Using Syne Tune for Transfer Learning

Transfer learning allows us to speed up our current optimisation by learning from related optimisation runs. For instance, imagine we want to change from a smaller to a larger model. We already have a collection of hyperparameter evaluations for the smaller model. Then we can use these to guide our hyperparameter optimisation of the larger model, for instance by starting with the configuration that performed best. Or imagine that we keep the same model, but add more training data or add another data feature. Then we expect good hyperparameter configurations on the previous training data to work well on the augmented data set as well.

Syne Tune includes implementations of several transfer learning schedulers; a list of available schedulers is given here. In this tutorial we look at three of them:

ZeroShotTransfer

Sequential Model-Free Hyperparameter Tuning.

Martin Wistuba, Nicolas Schilling, Lars Schmidt-Thieme.

IEEE International Conference on Data Mining (ICDM) 2015.

First we calculate the rank of each hyperparameter configuration on each previous task. Then we choose configurations in order to minimise the sum of the ranks across the previous tasks. The idea is to speed up optimisation by picking configurations with high ranks on previous tasks.
BoundingBox

Learning search spaces for Bayesian optimization: Another view of hyperparameter transfer learning.

Valerio Perrone, Huibin Shen, Matthias Seeger, Cédric Archambeau, Rodolphe Jenatton.

NeurIPS 2019.

We construct a smaller hyperparameter search space by taking the minimum box which contains the optimal configurations for the previous tasks. The idea is to speed up optimisation by not searching areas which have been suboptimal for all previous tasks.
Quantiles (quantile_based_searcher)

A Quantile-based Approach for Hyperparameter Transfer Learning.

David Salinas, Huibin Shen, Valerio Perrone.

ICML 2020.

We map the hyperparameter evaluations to quantiles for each task. Then we learn a distribution of quantiles given hyperparameters. Finally, we sample from the distribution and evaluate the best sample. The idea is to speed up optimisation by searching areas with high-ranking configurations but without enforcing hard limits on the search space.

We compare them to standard BayesianOptimization (BO).

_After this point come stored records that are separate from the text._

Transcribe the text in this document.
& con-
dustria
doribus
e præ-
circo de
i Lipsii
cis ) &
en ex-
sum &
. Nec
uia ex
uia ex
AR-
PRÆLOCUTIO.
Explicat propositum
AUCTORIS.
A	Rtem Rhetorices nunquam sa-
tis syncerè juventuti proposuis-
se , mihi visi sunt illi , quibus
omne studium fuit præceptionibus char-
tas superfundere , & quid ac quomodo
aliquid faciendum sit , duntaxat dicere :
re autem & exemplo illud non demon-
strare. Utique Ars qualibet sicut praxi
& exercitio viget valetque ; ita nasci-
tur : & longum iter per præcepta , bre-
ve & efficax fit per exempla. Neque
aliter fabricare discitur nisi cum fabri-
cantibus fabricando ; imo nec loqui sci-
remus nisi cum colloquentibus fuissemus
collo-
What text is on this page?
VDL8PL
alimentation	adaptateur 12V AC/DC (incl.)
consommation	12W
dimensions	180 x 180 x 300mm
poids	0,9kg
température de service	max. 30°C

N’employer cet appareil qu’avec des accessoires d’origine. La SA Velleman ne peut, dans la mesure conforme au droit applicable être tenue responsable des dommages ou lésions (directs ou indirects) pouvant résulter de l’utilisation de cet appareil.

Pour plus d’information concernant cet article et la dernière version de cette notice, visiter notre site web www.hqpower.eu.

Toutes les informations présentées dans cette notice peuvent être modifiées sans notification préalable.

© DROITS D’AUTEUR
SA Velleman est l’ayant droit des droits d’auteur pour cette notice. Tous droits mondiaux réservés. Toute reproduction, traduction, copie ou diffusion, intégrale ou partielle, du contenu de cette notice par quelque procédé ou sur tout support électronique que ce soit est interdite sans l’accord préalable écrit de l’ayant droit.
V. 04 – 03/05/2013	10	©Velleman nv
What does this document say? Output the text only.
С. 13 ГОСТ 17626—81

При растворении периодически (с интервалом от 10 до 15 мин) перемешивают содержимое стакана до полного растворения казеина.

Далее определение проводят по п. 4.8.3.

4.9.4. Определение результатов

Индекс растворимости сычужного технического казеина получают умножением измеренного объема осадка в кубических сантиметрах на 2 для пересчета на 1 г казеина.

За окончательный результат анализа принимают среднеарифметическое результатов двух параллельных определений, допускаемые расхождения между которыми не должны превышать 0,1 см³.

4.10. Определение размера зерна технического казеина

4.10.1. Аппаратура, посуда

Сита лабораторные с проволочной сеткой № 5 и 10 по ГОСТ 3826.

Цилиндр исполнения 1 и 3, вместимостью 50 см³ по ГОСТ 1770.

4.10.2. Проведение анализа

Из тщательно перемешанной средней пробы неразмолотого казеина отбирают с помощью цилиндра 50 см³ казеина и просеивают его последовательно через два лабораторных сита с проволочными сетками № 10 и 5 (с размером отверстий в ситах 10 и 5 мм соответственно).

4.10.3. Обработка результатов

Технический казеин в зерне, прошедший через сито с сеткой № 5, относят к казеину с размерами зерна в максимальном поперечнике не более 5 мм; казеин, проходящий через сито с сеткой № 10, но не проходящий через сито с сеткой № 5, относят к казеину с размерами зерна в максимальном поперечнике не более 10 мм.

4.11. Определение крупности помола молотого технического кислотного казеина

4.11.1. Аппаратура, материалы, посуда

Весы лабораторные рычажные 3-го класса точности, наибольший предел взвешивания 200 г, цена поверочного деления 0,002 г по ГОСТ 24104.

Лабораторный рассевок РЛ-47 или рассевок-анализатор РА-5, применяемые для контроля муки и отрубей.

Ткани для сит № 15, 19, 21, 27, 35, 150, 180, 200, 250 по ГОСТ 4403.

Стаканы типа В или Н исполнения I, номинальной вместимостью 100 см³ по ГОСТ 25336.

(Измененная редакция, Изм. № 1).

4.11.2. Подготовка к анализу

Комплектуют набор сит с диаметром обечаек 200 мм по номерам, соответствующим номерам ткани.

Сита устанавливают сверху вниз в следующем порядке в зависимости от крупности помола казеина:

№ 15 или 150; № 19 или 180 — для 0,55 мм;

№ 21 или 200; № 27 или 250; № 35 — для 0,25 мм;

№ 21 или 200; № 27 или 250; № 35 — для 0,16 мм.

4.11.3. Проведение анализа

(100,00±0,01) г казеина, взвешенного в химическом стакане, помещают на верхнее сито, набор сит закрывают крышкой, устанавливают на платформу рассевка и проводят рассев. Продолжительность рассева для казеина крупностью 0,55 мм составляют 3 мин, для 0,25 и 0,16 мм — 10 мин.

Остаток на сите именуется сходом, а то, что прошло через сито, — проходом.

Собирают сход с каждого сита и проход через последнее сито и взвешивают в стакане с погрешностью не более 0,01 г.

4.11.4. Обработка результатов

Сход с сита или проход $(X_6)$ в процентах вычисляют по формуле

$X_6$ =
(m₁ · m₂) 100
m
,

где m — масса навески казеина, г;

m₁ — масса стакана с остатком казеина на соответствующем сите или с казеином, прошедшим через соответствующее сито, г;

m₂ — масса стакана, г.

We construct a set of tasks based on the height example. We first collect evaluations on five tasks, and then compare results on the sixth. We consider the single-fidelity case. For each task we assume a budget of 10 (max_trials) evaluations. We use BO on the preliminary tasks, and for the transfer task we compare BO, ZeroShot, BoundingBox and Quantiles. The set of tasks is made by adjusting the max_steps parameter in the height example, but could correspond to adjusting the training data instead.

The code is available here. Make sure to run it as python launch_transfer_learning_example.py --generate_plots if you want to generate the plots locally. The optimisations vary between runs, so your plots might look different.

In order to run our transfer learning schedulers we need to parse the output of the tuner into a dict of TransferLearningTaskEvaluations. We do this in the extract_transferable_evaluations function.

We start by collecting evaluations by running BayesianOptimization on the five preliminary tasks. We generate the different tasks by setting max_steps=1..5 in the backend in init_scheduler, giving five very similar tasks. Once we have run BO on the task we store the evaluations as TransferLearningTaskEvaluations.

Then we run different schedulers to compare on our transfer task with max_steps=6. For ZeroShotTransfer we set use_surrogates=True, meaning that it uses an XGBoost model to estimate the rank of configurations, as we do not have evaluations of the same configurations on all previous tasks.

We plot the results on the transfer task. We see that the early performance of the transfer schedulers is much better than standard BO. We only plot the first max_trials results. The transfer task is very similar to the preliminary tasks, so we expect the transfer schedulers to do well. And that is what we see in the plot below.

We also look at the parts of the search space explored. First by looking at the preliminary tasks.

../../_images/Configs_explored_preliminary.png

Then we look at the explored search space for the transfer task. For all the transfer methods the first tested point (marked as a square) is closer to the previously explored optima (in black crosses), than for BO which starts by checking the middle of the search space.